Survivors of a killer earthquake in eastern Turkey sought to resurrect shattered lives Tuesday as experts warned the disaster was only a reminder of worse tremors threatening the country.

Often terrified anew by aftershocks, residents of remote villages devastated in Monday's tremor scrambled to collect any remaining valuables from the wreckage of mud-brick homes as earth-moving machines began clearing the rubble.

Survivors mourned not only the 51 dead, but also the loss of large numbers of livestock, their only livelihood in villages nestled among hills in an impoverished, mainly Kurdish area in Elazig province.

In Okcular, the worst-hit village, a woman used a baby bottle to give milk to two young calves wrapped in blankets, while several men fed cows, still trapped under the debris, with their hands.

"Stock breeding is the only thing we rely on, but 70 percent of our animals are dead," said Nurettin Yildirim, the elderman of the neighbouring Yukari Demirci village.

The pre-dawn tremor, which had a magnitude of 6.0, razed dozens of mud-brick houses in five villages, killing whole families in their beds.

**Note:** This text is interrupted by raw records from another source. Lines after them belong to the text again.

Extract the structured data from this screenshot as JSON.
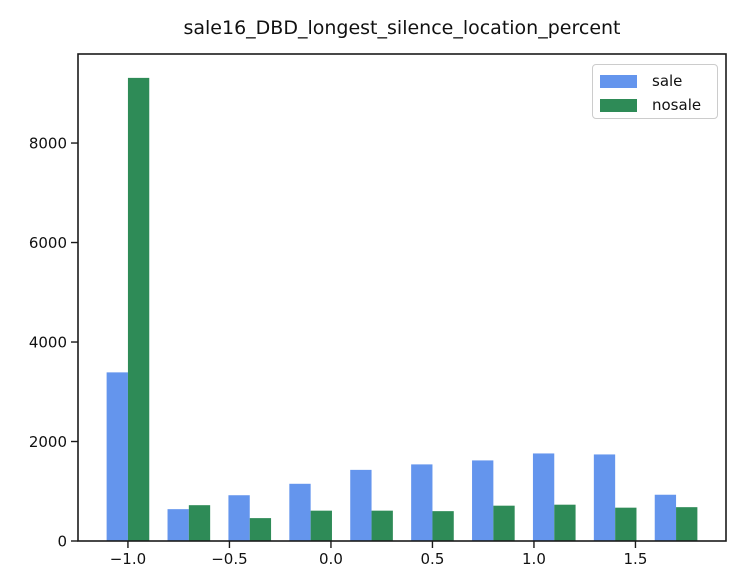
{
  "figure": {
    "background": "#ffffff"
  },
  "chart_data": {
    "type": "bar",
    "title": "sale16_DBD_longest_silence_location_percent",
    "categories": [
      -1.0,
      -0.7,
      -0.4,
      -0.1,
      0.2,
      0.5,
      0.8,
      1.1,
      1.4,
      1.7
    ],
    "series": [
      {
        "name": "sale",
        "color": "#6495ed",
        "values": [
          3390,
          640,
          920,
          1150,
          1430,
          1540,
          1620,
          1760,
          1740,
          930
        ]
      },
      {
        "name": "nosale",
        "color": "#2e8b57",
        "values": [
          9310,
          720,
          460,
          610,
          610,
          600,
          710,
          730,
          670,
          680
        ]
      }
    ],
    "bar_width": 0.105,
    "xlim": [
      -1.246,
      1.946
    ],
    "ylim": [
      0,
      9790
    ],
    "xticks": [
      -1.0,
      -0.5,
      0.0,
      0.5,
      1.0,
      1.5
    ],
    "xtick_labels": [
      "−1.0",
      "−0.5",
      "0.0",
      "0.5",
      "1.0",
      "1.5"
    ],
    "yticks": [
      0,
      2000,
      4000,
      6000,
      8000
    ],
    "ytick_labels": [
      "0",
      "2000",
      "4000",
      "6000",
      "8000"
    ],
    "xlabel": "",
    "ylabel": "",
    "grid": false,
    "legend_position": "upper right",
    "axis_color": "#1a1a1a"
  }
}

About 70 people were injured.

Survivors spent their first night in tents or huddled around bonfires, but few were able to sleep as a flurry of aftershocks continued to rattle the region, the most powerful of which had a magnitude of 5.5.

Almost all the dead were buried by Tuesday as soldiers and Red Crescent workers set up mobile kitchens and distributed relief supplies.

Officials and experts lamented that shoddy construction exacerbated the disaster, as has been the case with other quakes in the past.

"The magnitude was only 6.0 but 51 lives were lost. The disaster is not in the quake, but in the mud-bricks," the Radikal daily wrote on its front page.

In Yukari Demirci, for instance, 33 mud-brick houses either collapsed or were severely damaged.

The only three houses that stayed intact in the village were cement structures built with government support to replace houses damaged by a 2003 tremor in the region.

Prime Minister Recep Tayyip Erdogan Monday ordered the public construction company to immediately start work to rebuild the homes of the victims.

Crossed by several active fault lines, Turkey is frequently jolted by earthquakes, but construction quality — crucial to minimize loss of life — remains a major problem.

"The number of deaths is related directly to the construction quality," said Okan Tuysuz, a geologist from Istanbul University. "Unfortunately, Turkey is a country poorly prepared for earthquakes in terms of building quality."

Many of the some 20,000 deaths in two powerful tremors that devastated northwestern Turkey in 1999 were also blamed on sub-standard buildings, the result of widespread corruption plaguing the construction sector.

Scientists expect a huge quake to hit Istanbul in the next 30 years, warning of massive destruction in a sprawling city of some 12 million, where migration from rural areas has led also to widespread illegal construction.

Tighter building rules were introduced in Turkey after the 1999 tragedy, but millions of old buildings need to be reinforced.

Istanbul Mayor Kadir Topbas said contingency plans were based on a scenario that a powerful quake in the city would flatten 50,000 buildings and claim 30,000 lives.